The collapsible frame structure is also important when the required transport and construction time is

greater than the hoisting operation time. There is moreover less risk of damage during transport.

The invention is further elucidated in the figure description hereinbelow with reference to a drawing. In the drawing: fig. 1 shows a top view of a spread structure of side walls for a hexagonal boom part, fig. 2 shows a front view of the collapsed side walls of the hexagonal boom part of fig. 1, fig. 3 shows a cross-section of the hexagonal boom part of fig. 1 in the operational situation, fig. 4 is a front view of the spread frame structure of fig. 1, fig. 5a-5d show a front view of a triangular boom part, respectively in collapsed situation, respectively in spread position in top view, fig. 6a-c show a front view of a square boom part, respectively in collapsed situation, respectively in spread position in top view, fig. 7 shows a front view of a hexagonal boom part, respectively in collapsed situation, respectively in spread position in top view, fig. 8 shows a front view of an octagonal boom part, respectively in collapsed situation, respectively in spread position in top view, fig. 9 shows a front view of a dodecagonal boom part, respectively in collapsed situation, respectively in spread position in top view, fig. 10 shows an embodiment of a boom part with a hexagonal cross-section which has greater torsional stiffness than that of fig. 7.

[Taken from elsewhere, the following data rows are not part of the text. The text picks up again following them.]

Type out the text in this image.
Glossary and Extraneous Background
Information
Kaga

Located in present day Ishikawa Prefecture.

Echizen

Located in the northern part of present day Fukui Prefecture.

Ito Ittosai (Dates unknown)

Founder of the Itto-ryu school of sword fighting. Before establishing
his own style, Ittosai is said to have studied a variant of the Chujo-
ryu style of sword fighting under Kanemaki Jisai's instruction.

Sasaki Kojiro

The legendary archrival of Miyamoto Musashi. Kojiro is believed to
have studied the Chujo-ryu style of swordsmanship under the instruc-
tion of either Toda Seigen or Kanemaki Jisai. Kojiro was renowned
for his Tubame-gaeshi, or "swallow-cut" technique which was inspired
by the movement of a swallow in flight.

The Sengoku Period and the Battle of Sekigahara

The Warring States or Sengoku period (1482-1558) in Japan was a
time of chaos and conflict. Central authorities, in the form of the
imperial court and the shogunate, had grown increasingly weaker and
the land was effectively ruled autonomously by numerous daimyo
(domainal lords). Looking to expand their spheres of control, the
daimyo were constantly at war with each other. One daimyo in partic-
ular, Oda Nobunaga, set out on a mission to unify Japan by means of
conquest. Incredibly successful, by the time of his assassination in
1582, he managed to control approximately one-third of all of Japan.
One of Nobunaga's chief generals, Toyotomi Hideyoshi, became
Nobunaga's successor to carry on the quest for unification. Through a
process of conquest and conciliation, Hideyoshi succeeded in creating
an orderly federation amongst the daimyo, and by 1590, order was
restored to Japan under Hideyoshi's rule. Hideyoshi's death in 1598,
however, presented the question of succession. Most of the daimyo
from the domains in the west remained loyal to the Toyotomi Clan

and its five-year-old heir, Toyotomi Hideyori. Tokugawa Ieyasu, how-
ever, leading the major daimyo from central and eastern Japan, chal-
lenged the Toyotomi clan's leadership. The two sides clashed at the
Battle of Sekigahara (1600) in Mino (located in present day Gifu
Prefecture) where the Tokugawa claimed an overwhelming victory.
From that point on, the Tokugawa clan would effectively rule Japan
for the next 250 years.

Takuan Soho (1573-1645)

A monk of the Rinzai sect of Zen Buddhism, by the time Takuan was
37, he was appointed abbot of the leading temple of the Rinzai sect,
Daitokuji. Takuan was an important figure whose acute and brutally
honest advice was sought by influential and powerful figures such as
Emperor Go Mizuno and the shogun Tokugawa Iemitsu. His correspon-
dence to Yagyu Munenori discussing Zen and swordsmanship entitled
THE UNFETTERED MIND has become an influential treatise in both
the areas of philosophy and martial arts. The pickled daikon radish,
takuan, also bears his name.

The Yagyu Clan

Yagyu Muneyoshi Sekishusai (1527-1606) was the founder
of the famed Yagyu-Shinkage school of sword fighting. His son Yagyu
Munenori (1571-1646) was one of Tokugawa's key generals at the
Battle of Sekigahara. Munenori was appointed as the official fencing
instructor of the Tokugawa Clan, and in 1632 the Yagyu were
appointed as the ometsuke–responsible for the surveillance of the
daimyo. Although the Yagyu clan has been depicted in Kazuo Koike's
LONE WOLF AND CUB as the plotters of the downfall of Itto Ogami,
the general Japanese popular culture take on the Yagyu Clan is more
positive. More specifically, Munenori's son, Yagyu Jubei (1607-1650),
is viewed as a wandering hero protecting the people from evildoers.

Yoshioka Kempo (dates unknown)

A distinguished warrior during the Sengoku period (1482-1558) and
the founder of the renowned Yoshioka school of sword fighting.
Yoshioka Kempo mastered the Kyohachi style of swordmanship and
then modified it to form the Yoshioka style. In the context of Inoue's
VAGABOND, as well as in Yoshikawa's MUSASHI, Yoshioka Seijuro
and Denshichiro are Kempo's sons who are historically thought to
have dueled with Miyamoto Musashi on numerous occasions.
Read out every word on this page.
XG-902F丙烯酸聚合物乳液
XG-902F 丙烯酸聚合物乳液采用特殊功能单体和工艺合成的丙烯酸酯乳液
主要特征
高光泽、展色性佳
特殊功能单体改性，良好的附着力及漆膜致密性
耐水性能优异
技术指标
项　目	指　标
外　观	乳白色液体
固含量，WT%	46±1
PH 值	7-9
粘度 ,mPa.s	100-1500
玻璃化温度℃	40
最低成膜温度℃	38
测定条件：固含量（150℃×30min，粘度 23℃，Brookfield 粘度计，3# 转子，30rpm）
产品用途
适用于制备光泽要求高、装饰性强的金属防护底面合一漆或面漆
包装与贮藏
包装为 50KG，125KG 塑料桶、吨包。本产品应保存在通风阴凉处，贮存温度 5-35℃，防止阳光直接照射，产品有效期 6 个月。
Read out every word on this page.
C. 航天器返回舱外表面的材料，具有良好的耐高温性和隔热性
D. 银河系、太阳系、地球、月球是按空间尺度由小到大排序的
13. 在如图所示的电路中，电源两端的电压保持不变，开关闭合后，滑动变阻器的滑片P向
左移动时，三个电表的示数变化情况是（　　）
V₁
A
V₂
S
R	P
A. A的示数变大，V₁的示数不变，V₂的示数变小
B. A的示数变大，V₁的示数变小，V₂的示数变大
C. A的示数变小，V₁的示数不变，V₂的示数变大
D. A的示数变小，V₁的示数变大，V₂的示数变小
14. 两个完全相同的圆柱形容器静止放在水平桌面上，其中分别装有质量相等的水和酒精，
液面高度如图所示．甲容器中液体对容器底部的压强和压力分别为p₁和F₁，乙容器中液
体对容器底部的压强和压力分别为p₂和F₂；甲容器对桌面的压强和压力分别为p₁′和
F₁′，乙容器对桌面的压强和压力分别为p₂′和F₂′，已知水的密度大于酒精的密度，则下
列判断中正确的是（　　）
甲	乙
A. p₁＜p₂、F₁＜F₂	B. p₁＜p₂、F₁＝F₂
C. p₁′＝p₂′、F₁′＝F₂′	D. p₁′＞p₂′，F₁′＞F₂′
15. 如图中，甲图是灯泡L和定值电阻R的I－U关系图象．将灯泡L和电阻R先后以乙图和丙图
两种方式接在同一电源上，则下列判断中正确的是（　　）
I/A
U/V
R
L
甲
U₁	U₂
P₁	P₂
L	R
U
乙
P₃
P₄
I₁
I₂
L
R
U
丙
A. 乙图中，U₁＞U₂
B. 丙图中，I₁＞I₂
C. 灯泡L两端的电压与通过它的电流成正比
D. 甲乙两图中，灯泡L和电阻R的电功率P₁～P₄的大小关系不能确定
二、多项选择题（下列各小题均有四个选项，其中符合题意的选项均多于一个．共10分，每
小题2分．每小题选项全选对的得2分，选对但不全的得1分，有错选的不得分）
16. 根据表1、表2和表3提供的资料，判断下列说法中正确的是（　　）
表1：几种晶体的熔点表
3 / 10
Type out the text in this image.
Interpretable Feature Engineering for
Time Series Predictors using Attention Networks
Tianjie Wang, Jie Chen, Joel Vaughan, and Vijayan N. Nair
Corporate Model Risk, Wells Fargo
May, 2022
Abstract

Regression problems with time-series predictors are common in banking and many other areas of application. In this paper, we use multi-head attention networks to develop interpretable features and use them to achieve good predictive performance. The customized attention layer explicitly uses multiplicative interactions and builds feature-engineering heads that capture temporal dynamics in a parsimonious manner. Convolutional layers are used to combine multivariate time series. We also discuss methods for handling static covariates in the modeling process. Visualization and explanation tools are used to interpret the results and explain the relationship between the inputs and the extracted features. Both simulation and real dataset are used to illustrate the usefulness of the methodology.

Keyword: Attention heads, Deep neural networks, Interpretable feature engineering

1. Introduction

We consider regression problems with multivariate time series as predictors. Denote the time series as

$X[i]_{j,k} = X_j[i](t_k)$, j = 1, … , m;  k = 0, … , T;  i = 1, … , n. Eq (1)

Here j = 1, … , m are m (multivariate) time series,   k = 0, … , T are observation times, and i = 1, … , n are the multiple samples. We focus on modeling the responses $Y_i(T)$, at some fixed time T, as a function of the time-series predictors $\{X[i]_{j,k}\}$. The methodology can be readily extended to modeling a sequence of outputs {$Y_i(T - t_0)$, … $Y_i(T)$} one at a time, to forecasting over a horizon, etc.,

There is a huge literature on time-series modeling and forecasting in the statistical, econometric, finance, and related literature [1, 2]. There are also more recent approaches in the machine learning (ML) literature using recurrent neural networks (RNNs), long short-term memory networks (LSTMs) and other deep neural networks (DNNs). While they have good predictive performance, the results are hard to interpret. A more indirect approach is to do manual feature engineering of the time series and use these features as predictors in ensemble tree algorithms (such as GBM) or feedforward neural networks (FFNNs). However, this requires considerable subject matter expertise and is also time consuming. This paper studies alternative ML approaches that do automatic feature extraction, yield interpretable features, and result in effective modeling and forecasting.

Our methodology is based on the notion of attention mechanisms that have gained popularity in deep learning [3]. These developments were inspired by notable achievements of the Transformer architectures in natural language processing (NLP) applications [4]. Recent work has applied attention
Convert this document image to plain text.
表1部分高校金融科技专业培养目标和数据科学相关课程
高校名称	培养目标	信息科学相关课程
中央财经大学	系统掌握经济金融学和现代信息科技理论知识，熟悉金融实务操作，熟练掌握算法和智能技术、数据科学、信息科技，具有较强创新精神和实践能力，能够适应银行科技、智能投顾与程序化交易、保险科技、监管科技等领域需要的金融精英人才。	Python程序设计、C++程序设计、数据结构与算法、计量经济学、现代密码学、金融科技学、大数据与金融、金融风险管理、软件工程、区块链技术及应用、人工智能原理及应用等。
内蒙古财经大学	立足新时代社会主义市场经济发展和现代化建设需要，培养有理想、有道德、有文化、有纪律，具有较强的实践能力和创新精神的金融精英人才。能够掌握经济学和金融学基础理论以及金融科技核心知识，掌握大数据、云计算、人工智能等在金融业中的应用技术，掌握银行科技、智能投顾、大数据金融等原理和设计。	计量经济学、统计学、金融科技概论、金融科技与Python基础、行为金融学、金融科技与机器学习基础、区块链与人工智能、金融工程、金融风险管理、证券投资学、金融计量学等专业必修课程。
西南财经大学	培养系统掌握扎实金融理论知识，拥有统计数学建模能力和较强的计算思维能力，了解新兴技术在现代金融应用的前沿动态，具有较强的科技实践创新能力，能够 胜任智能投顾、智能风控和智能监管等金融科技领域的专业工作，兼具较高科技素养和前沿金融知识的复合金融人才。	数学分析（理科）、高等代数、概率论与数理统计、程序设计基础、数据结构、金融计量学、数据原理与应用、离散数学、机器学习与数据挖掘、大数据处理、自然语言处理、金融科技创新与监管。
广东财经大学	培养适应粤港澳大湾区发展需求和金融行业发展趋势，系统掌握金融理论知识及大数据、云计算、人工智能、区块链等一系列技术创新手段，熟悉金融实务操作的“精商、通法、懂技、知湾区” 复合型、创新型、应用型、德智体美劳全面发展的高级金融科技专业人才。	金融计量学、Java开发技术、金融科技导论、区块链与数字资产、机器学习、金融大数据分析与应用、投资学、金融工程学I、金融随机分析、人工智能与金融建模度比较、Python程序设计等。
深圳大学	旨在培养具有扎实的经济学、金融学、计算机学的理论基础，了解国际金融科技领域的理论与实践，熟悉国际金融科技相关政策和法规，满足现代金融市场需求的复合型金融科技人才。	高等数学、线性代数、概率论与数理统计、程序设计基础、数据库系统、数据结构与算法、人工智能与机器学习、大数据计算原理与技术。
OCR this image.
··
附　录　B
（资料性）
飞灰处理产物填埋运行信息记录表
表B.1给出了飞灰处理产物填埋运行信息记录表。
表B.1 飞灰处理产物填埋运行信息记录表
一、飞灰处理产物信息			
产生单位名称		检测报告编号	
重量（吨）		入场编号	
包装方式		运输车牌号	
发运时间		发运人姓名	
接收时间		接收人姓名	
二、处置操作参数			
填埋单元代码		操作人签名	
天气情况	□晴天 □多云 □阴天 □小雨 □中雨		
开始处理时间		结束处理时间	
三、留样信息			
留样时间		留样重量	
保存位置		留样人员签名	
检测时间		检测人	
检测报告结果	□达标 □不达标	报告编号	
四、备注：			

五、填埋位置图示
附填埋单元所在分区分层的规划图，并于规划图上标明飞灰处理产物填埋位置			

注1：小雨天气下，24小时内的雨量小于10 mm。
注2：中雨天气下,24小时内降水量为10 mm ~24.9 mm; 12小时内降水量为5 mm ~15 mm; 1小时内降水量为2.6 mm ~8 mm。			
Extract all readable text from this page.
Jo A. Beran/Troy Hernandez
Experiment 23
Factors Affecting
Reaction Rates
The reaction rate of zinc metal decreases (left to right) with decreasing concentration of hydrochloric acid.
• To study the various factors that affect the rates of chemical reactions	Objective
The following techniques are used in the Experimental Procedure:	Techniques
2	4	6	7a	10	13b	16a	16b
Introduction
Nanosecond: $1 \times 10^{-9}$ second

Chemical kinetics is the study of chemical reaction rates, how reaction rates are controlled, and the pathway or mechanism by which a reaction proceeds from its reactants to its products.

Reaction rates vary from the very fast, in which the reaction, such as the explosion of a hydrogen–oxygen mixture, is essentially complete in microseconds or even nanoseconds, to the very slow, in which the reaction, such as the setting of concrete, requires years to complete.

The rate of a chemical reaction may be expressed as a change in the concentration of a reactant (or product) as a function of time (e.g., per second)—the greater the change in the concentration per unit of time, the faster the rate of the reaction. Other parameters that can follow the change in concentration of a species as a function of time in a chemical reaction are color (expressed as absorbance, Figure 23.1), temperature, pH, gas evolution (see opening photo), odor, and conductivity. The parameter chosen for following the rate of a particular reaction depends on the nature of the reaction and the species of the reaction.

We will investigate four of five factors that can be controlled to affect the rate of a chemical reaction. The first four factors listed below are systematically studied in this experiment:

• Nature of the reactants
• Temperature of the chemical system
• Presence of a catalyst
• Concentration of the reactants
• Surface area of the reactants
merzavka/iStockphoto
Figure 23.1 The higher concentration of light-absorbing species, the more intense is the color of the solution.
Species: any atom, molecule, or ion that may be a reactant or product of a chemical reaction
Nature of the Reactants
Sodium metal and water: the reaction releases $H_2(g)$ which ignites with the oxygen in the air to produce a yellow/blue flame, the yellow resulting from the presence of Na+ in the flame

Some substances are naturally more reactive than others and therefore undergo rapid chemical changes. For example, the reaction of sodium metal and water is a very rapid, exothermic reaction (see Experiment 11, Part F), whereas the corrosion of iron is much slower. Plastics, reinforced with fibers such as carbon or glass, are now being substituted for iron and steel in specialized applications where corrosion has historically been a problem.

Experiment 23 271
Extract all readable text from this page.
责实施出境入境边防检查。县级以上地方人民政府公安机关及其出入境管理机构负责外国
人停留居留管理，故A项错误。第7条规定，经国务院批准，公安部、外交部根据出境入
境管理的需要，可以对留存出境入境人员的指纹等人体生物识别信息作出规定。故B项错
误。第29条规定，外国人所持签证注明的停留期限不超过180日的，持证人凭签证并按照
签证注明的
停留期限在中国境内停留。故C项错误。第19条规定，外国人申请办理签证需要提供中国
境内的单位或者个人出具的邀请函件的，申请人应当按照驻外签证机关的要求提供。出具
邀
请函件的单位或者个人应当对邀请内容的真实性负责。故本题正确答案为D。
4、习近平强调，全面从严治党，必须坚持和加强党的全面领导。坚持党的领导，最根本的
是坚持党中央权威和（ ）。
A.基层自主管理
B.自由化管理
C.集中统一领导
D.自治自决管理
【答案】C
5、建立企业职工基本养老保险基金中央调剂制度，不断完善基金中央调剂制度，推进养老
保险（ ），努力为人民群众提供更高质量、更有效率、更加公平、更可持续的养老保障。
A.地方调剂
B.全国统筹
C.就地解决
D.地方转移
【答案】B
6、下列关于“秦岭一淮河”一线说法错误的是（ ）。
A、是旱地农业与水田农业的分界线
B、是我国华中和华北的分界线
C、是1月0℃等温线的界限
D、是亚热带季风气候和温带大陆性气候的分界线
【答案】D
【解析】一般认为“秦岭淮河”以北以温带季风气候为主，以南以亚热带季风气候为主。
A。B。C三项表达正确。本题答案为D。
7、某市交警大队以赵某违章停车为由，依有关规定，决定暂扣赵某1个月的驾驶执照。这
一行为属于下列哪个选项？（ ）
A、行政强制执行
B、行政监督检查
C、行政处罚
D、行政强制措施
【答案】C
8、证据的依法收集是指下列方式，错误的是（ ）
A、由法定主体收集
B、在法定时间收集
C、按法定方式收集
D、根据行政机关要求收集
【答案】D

The boom part shown schematically in fig. 1 consists of six practically identical boom side sections, each consisting of a longitudinal profile 1, each of which is provided with an even number of transverse profiles 2. On the end of each longitudinal profile 1 is situated a connecting member 3,4 so that a number of boom parts can be connected to each other mutually in line so as to obtain a longer structural part.

The frame sections are mutually connected with pivots 5, for which purpose each pivot is embodied as a tubular sleeve which is welded to two transverse profiles 2 at each position where these come together, and which tubular sleeve 5 is rotatable round the adjacent longitudinal profile and is enclosed by flanges 5'so that the tubular sleeve cannot slide along the profile.

Each tubular sleeve 5 can be divided and consist of two half-shells for mutual connection, see on the right in fig. 4, such that assembly of the frame structure is considerably simplified and wherein the number of sections can be increased and the cross-section therefore enlarged, compare fig. 3 to fig. 9.

Inside the assembled spatial structure can be arranged transverse connecting profiles 6 which are connected to the longitudinal profiles 1 and herein cross over one or more other longitudinal profiles 1, thus creating cross-sectionally triangular, statically stable transverse profiles.

Fig. 5 shows a frame structure with three sections which form a triangle in cross-section. Fig. 6 shows four sections which form a square. Fig. 8 shows an octagon consisting of two structural parts 6c, while fig. 9 shows a dodecagonal frame boom consisting of two hexagons as according to fig. 7.

Fig. 10 shows a boom construction with torsional stiffness, wherein the transverse profiles come to lie mutually in line. The longitudinal profiles are mutually shifted half a pitch for this purpose.

The dimensions of the side sections are preferably such that in the collapsed position they fit into a normal container of 6 or 12 metres, whereby particularly transport over water can take place more compactly in safer and simpler manner.

As elucidated above, the invention enables the assembly from a series of standard side sections of a random strong and high boom, hoisting crane or bridge with a cross-section which in the known art cannot be transported by road.